Prima di parlare di questo raro e per l’epoca innovativo Radio ricevitore “Marconiphone V2 A”, presentato al pubblico nel lontano 1922 e ben descritto nel settembre dello stesso anno sulla prestigiosa rivista “Wireless World” come “Ricevitore per lunghe distanze” (Long Range Model) va ricordato che già nel 1913 l’ingegnere C.S Franklin, uno dei progettisti della Società Marconi, aveva ideato il nuovo interessante circuito che verrà impiegato in questa bella radio. Trattasi del circuito di retroazione chiamato “Reflex sistema che grazie al dosare una reintroduzione controllata del segnale amplificato nella stessa valvola, fa si che un semplice ricevitore a 2 valvole dìa una resa paragonabile ad un apparecchio radio che ne impiega ben 3.

 

Andiamo ora ad esaminare più da vicino questo storico apparecchio Marconiano che appartiene alla Collezione Privata Dino Gianni I2HNX (Museo delle Comunicazioni di Vimercate).

 

Il quasi centenario “Marconiphone V2A” per onde medio lunghe con innovativo rivelatore a rigenerazione è di relativamente piccole dimensioni, di elegante fattura in un bel mobiletto in legno pregiato e di forma squadrata con coperchio incernierato e apribile nella parte alta e la parete anteriore divisa in 2 metà, la prima è removibile ed ha due fori rotondi protetti da una retina in ottone: praticamente due oblò applicati dalla Marconi per consentire di verificare la corretta accensione deì filamenti delle 2 valvole interne che sono il cuore del ricevitore.
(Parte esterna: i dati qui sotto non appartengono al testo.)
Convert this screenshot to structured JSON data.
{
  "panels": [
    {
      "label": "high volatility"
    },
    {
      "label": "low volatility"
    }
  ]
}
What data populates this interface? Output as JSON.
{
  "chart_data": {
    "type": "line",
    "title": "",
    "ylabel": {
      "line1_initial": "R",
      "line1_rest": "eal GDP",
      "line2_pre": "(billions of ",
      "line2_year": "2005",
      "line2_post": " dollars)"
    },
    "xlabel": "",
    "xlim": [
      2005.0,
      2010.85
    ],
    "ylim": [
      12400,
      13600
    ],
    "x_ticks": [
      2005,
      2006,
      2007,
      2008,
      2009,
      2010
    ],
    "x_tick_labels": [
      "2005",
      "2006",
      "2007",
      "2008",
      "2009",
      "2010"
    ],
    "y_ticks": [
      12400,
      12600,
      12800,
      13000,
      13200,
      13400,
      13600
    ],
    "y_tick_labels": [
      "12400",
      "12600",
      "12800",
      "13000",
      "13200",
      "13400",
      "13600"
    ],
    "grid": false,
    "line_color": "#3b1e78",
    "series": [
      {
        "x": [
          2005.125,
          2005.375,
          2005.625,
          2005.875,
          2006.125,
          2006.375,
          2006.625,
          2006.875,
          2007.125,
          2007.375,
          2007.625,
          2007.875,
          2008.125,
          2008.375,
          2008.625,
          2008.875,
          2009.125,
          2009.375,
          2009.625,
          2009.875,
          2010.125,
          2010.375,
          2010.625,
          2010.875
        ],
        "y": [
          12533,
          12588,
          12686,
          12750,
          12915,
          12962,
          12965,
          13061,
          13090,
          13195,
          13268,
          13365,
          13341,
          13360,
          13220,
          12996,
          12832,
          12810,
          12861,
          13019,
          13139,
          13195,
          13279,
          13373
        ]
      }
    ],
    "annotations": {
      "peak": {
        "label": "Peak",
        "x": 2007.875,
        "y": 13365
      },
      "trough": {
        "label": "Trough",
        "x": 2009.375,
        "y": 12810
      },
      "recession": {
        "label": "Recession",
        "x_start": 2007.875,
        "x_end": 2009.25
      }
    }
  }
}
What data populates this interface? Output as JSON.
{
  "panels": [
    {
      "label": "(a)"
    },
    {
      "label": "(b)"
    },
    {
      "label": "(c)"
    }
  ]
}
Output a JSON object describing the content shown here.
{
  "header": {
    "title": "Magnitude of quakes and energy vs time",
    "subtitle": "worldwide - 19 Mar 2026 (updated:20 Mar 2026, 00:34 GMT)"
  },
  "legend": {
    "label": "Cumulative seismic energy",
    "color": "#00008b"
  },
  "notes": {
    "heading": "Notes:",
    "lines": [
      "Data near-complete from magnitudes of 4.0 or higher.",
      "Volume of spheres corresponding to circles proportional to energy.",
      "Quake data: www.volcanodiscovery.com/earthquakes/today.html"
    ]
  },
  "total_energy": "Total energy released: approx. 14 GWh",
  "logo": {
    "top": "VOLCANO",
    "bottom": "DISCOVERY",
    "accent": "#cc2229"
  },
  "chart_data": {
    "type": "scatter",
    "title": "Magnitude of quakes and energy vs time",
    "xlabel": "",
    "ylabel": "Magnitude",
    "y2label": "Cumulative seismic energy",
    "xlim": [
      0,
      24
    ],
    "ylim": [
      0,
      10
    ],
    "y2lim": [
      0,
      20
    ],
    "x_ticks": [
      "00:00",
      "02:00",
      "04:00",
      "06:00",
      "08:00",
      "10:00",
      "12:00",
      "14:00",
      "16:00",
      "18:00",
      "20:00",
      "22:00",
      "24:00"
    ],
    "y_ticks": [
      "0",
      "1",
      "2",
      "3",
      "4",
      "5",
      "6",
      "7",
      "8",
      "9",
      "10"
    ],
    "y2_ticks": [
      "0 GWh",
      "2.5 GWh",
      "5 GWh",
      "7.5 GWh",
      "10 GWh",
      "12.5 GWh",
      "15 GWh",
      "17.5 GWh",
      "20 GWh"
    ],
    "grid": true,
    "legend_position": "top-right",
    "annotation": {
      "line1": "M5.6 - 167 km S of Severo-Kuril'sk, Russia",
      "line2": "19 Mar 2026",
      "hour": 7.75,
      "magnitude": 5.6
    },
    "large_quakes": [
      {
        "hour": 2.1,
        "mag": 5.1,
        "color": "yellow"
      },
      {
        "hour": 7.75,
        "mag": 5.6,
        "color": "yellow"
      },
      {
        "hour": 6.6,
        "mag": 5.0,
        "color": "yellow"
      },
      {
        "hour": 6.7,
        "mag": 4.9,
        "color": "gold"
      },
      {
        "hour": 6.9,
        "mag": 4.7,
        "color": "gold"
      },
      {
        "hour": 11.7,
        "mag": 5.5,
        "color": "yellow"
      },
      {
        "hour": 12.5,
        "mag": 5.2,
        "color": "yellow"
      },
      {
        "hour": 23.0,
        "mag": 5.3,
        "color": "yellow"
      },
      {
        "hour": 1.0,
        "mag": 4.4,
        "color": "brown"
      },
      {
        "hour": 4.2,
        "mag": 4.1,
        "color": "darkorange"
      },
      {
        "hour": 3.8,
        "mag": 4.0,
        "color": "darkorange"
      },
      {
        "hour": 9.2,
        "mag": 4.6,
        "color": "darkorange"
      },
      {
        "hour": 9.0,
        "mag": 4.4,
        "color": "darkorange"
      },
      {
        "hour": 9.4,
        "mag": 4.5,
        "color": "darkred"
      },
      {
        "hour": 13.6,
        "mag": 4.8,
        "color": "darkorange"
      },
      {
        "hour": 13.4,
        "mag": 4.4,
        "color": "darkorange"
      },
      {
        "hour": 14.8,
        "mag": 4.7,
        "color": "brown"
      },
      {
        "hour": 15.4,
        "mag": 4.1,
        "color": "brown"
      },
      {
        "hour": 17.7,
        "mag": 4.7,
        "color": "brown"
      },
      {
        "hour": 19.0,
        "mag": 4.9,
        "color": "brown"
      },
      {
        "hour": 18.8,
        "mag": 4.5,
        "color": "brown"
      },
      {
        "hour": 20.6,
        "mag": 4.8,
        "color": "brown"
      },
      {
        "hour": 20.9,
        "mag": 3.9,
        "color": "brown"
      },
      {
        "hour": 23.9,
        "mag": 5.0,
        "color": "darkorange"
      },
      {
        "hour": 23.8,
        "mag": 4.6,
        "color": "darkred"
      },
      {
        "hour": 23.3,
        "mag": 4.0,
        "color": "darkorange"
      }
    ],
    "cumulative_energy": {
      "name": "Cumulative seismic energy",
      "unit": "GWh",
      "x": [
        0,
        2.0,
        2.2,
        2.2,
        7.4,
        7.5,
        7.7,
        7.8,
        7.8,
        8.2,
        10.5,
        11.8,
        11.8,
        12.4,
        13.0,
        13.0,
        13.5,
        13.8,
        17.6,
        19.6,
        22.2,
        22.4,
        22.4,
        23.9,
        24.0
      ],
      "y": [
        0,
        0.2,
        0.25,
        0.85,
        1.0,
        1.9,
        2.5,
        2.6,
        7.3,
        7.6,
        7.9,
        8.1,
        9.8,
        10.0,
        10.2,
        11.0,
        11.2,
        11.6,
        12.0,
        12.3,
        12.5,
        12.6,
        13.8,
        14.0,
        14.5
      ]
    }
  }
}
Sul coperchio vi è il logo Marconiphone che rappresenta il mondo con la firma di Marconi e il numero di registrazione BBC e la targhetta con inciso “Marconiphone Long Range Model V2 A”, poi si notano le 2 valvole triodo DER, i 2 trasformatori ed il particolare ed ingegnoso sistema per la sintonia e il controllo della rigenerazione che gli Inglesi hanno chiamato a “SPADE” e cioè che la regolazione sintonica e quella della rigenerazione avvengono tramite due pomoli uno a destra ed uno a sinistra che manualmente estratti o spinti a piacimento comandano rispettivamente due piastre in rame che variano per effetto di induzione l’accordo sintonico e la rigenerazione Reflex agendo su 2 rispettivi avvolgimenti dedicati e protetti da ebanite.

Sulla sinistra della radio vi è pure il pomello che agisce sul reostato che controlla la tensione ai filamenti e le prese per antenna e terra, mentre a destra vi sono prese per cuffia o altoparlante a tromba e per le 2 batterie esterne di anodica (V42) e filamenti, necessarie per dar corrente e vita alla radio. Nel Museo vi è anche un interessante accessorio: il raro e originale amplificatore dedicato alla “Marconiphone V2” sempre a 2 valvole e di identica fattezza e dimensioni, amplificatore che se collegato all’apparecchio radio generava più potenza nell’altoparlante esterno.

Descritta la bella e rara “Marconiphone V2” c’è da dire che il tutto funziona perfettamente ancora ai giorni nostri; fatti i necessari collegamenti e a valvole accese, bisogna agire molto delicatamente con la regolazione della reazione e della tensione ai filamenti, poi in onde medie la trasmissione RAI si fa sentire con voce limpida , forte e chiara. A quasi cento anni di distanza questa piccola macchina del tempo ci fa vivere attimi indimenticabili, il suono, l’odore del legno pregiato scaldato dalle valvole e quel soffuso chiarore dagli oblò, che appare come una magia, ci lascia ancor oggi attoniti e, sinceramente, quasi stupefatti!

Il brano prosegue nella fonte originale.